Asbestos litigation is unique due to its “historical” nature.  Due to the latency period involved in asbestos injuries, most cases involve exposure that took place in the 1960s through the 1980s.  It involves products and companies that have not existed for several decades.  Consequently, a defendant in asbestos litigation may lack the most basic knowledge of the company that made the product, as well as the product itself. That is not a concern in any other litigation.
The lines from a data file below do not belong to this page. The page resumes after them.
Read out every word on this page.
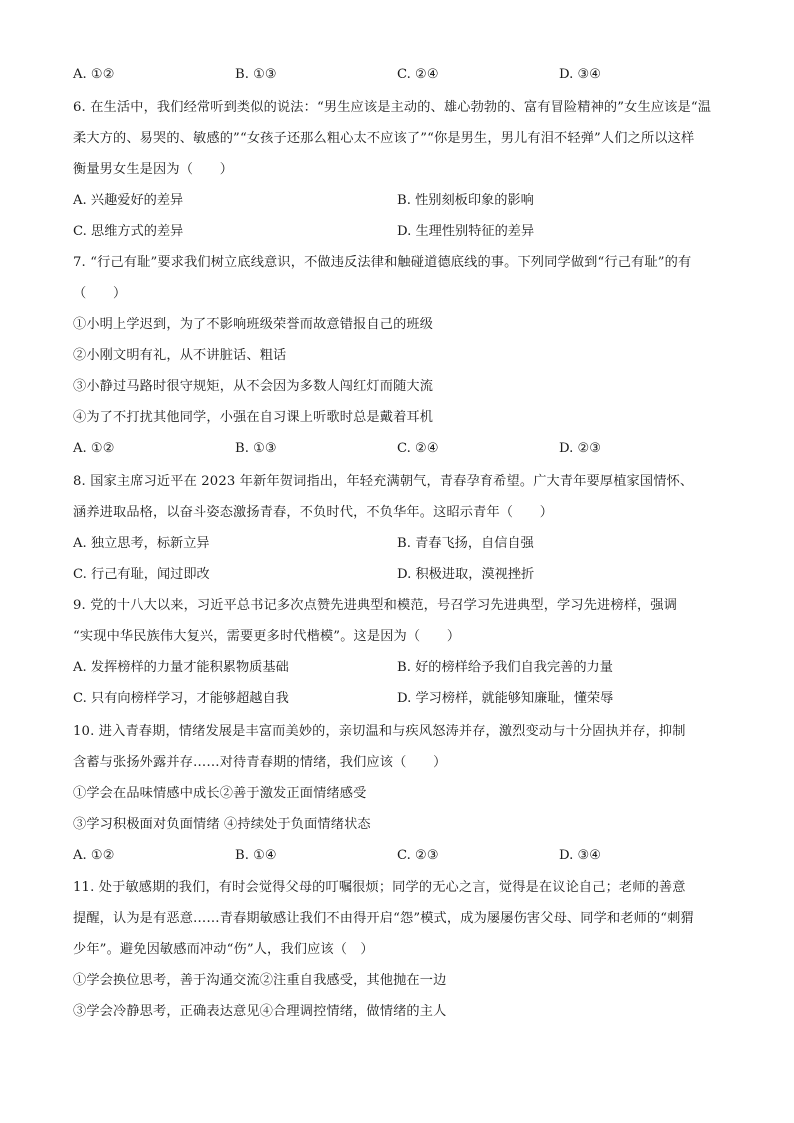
A. ①②	B. ①③	C. ②④	D. ③④
6. 在生活中，我们经常听到类似的说法：“男生应该是主动的、雄心勃勃的、富有冒险精神的”女生应该是“温
柔大方的、易哭的、敏感的”“女孩子还那么粗心太不应该了”“你是男生，男儿有泪不轻弹”人们之所以这样
衡量男女生是因为（　　）
A. 兴趣爱好的差异	B. 性别刻板印象的影响
C. 思维方式的差异	D. 生理性别特征的差异
7. “行己有耻”要求我们树立底线意识，不做违反法律和触碰道德底线的事。下列同学做到“行己有耻”的有
（　　）
①小明上学迟到，为了不影响班级荣誉而故意错报自己的班级
②小刚文明有礼，从不讲脏话、粗话
③小静过马路时很守规矩，从不会因为多数人闯红灯而随大流
④为了不打扰其他同学，小强在自习课上听歌时总是戴着耳机
A. ①②	B. ①③	C. ②④	D. ②③
8. 国家主席习近平在 2023 年新年贺词指出，年轻充满朝气，青春孕育希望。广大青年要厚植家国情怀、
涵养进取品格，以奋斗姿态激扬青春，不负时代，不负华年。这昭示青年（　　）
A. 独立思考，标新立异	B. 青春飞扬，自信自强
C. 行己有耻，闻过即改	D. 积极进取，漠视挫折
9. 党的十八大以来，习近平总书记多次点赞先进典型和模范，号召学习先进典型，学习先进榜样，强调
“实现中华民族伟大复兴，需要更多时代楷模”。这是因为（　　）
A. 发挥榜样的力量才能积累物质基础	B. 好的榜样给予我们自我完善的力量
C. 只有向榜样学习，才能够超越自我	D. 学习榜样，就能够知廉耻，懂荣辱
10. 进入青春期，情绪发展是丰富而美妙的，亲切温和与疾风怒涛并存，激烈变动与十分固执并存，抑制
含蓄与张扬外露并存……对待青春期的情绪，我们应该（　　）
①学会在品味情感中成长②善于激发正面情绪感受
③学习积极面对负面情绪 ④持续处于负面情绪状态
A. ①②	B. ①④	C. ②③	D. ③④
11. 处于敏感期的我们，有时会觉得父母的叮嘱很烦；同学的无心之言，觉得是在议论自己；老师的善意
提醒，认为是有恶意……青春期敏感让我们不由得开启“怨”模式，成为屡屡伤害父母、同学和老师的“刺猬
少年”。避免因敏感而冲动“伤”人，我们应该（　）
①学会换位思考，善于沟通交流②注重自我感受，其他抛在一边
③学会冷静思考，正确表达意见④合理调控情绪，做情绪的主人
This distinction renders the application of state and federal “corporate witness” rules, modelled by Federal Rule of Civil Procedure 30(b)(6) a major challenge for asbestos defendants, and a major weapon in the hands of Plaintiff attorneys in asbestos litigation. In the present asbestos litigation climate, where peripheral defendants are being targeted as the number of viable defendants decreases, understanding your obligations to produce a corporate witness is vital.

Two articles that do an excellent job of laying out the challenges facing an asbestos defendant faced with a deposition notice for a corporate witness, and the need to revisit the continued application of Court Rules pertaining to corporate witnesses in the asbestos litigation context are Kent Sinclair & Roger P. Fendrich, Discovering Corporate Knowledge and Contentions: Rethinking Rule 30(b)(6) and Alternative Mechanisms, 50 ALA. L. REV. 651 (1999) and Corporate Representative Depositions, 65 Baylor Law Review 938 (2013).